The problem
Scope creep is the silent budget killer in consulting. It rarely happens all at once. It happens in small increments: a request to "just have a look at" something adjacent, a steering committee presentation that was not in the original scope, a stakeholder interview that adds three hours to the analysis phase, a client who keeps moving the goalposts on what the final deliverable should include.
Individually, each request seems reasonable to accommodate. Cumulatively, they can add 20 to 30 per cent to the actual effort on a project without any corresponding revenue. The conversation at the end of the project about billing for the extra work is uncomfortable for everyone — and harder to have when you have not documented the scope changes as they happened.
The professional solution is change request documentation: a brief, written note each time a significant out-of-scope request is made, confirming what has been asked for, how much additional effort is involved, and the commercial implications. Most consultants know they should do this. Few do it consistently because it feels awkward and takes time.
This workflow makes it quick and professional.
The system
Step 1: Log scope change requests as they happen (Notion AI)
Create a simple Notion page titled "Scope Log" for each engagement. Every time a client makes a request that is arguably out of scope, log it immediately with:
- Date
- Who made the request
- What they asked for
- Your estimate of additional effort
- Whether you agreed to do it and on what basis
Use Notion AI to help structure entries if you are capturing them quickly:
"Tidy up this scope log entry into a clear, factual record: [paste your rough notes]"
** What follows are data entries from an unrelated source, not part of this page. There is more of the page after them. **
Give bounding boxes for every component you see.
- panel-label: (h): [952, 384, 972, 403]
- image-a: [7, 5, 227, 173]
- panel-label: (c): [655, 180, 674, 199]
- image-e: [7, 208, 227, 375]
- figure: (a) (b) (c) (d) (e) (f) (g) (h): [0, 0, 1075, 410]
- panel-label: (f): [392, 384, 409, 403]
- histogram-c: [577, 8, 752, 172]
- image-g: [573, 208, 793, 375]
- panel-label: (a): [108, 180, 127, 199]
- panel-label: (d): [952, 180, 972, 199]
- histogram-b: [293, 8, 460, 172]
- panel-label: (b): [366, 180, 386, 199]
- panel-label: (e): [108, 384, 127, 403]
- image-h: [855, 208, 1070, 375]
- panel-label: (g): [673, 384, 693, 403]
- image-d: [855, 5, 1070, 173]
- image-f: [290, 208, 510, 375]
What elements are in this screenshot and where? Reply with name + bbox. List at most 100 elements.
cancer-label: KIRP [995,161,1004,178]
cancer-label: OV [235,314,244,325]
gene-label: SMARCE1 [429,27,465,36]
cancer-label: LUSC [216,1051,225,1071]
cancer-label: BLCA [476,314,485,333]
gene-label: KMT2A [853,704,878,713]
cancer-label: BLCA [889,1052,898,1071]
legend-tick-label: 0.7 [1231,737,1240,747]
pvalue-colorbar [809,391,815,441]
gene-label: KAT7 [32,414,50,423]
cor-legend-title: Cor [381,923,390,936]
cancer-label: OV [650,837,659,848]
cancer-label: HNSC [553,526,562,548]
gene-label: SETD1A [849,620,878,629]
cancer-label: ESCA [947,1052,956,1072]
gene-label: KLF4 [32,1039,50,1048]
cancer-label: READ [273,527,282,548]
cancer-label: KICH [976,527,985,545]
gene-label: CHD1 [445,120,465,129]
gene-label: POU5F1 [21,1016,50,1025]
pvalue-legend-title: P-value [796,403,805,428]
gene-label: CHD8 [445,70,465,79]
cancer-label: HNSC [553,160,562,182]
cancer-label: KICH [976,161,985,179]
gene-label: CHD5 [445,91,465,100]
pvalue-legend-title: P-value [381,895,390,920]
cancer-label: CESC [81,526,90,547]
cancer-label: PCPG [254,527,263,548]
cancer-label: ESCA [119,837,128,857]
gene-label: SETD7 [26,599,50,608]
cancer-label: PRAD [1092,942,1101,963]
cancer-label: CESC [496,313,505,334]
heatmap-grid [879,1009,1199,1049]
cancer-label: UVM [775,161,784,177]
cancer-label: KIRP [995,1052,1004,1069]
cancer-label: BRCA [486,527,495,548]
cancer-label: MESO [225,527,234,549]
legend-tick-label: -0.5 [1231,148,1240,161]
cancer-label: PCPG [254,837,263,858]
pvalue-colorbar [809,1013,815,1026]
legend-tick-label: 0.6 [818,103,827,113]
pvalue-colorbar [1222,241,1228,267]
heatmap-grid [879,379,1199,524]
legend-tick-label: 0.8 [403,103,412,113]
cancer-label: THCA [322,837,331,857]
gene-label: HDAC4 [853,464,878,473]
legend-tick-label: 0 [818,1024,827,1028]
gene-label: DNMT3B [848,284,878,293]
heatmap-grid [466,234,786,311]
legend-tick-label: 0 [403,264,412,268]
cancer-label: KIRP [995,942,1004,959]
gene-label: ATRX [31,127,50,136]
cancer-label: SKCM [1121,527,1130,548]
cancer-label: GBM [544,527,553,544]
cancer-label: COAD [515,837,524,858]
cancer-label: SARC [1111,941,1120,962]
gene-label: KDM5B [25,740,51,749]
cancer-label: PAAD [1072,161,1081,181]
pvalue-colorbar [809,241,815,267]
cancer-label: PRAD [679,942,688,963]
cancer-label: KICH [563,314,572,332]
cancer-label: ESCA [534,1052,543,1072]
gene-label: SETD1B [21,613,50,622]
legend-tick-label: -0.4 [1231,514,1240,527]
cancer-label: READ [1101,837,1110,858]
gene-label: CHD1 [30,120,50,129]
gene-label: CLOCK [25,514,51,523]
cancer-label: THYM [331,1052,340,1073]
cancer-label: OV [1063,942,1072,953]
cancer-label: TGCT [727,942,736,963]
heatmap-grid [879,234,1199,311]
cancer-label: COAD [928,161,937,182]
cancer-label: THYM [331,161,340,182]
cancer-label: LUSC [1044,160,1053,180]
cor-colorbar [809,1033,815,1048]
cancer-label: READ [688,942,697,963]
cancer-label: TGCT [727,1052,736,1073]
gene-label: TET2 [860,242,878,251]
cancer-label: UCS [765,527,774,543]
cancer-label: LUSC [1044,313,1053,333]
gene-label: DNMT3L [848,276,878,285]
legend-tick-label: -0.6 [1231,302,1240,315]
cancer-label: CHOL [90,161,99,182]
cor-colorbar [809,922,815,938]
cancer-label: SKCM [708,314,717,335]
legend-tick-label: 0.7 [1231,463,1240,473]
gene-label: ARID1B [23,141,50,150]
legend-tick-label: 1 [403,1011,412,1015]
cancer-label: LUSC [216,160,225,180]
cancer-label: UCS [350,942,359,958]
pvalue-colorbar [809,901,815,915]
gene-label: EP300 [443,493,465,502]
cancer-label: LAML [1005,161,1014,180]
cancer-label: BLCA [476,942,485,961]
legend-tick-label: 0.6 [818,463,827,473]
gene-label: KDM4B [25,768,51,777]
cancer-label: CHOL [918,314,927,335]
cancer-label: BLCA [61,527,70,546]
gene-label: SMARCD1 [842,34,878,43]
This takes two minutes per entry. The log becomes your evidence base.
Step 2: Identify billable scope changes (Claude)
At the end of each month, or when the total additional work becomes significant, review your scope log with Claude:
"Here is a scope log from a consulting engagement. Review these entries and identify which ones represent clearly billable additional work (i.e., work that was clearly not included in the original scope). For each, estimate whether the time involved is likely to be significant enough to warrant a formal change request. Group minor items that could be captured together in a single change request.
Original scope summary: [brief description]
Scope log: [paste your log]"
Step 3: Draft the change request letter (Claude)
"Draft a professional change request letter for this consulting engagement. The letter should:
- Reference the original engagement letter and scope
- Describe the additional work requested and completed
- State the additional effort involved (in days) and the fee implications
- Be firm but not confrontational in tone
- Request written confirmation to proceed with billing for additional items
The tone should be professional and collegial — this is a continuing relationship and the letter should make the conversation easy, not defensive. UK spelling, no em dashes.
Details: [paste the relevant scope log entries and any other context]"
Step 4: Maintain your scope log and send updates regularly
Do not wait until the end of the project to raise scope changes. Send brief, conversational scope acknowledgements as you go:
"Write a two-paragraph email to the client noting that the additional stakeholder interviews they requested are outside the original scope, confirming that I am happy to proceed, and noting that I will document these for inclusion in a change request. Tone: friendly and matter-of-fact, not legalistic."
The results
Before: Sporadic scope documentation, uncomfortable end-of-project commercial conversations, and write-offs on additional work that was never properly captured.
After: A systematic log that makes change conversations normal and well-evidenced.
The behavioural shift is significant. When scope changes are documented routinely and change requests sent regularly (not just at the end of the project), clients begin to understand that additional work has commercial implications. The conversations become less charged because neither party is surprised.
One consultant using this system reduced their annual write-off rate by documenting scope changes consistently across a year of engagements. The change request letters were rarely contested because they were grounded in a clear, real-time log.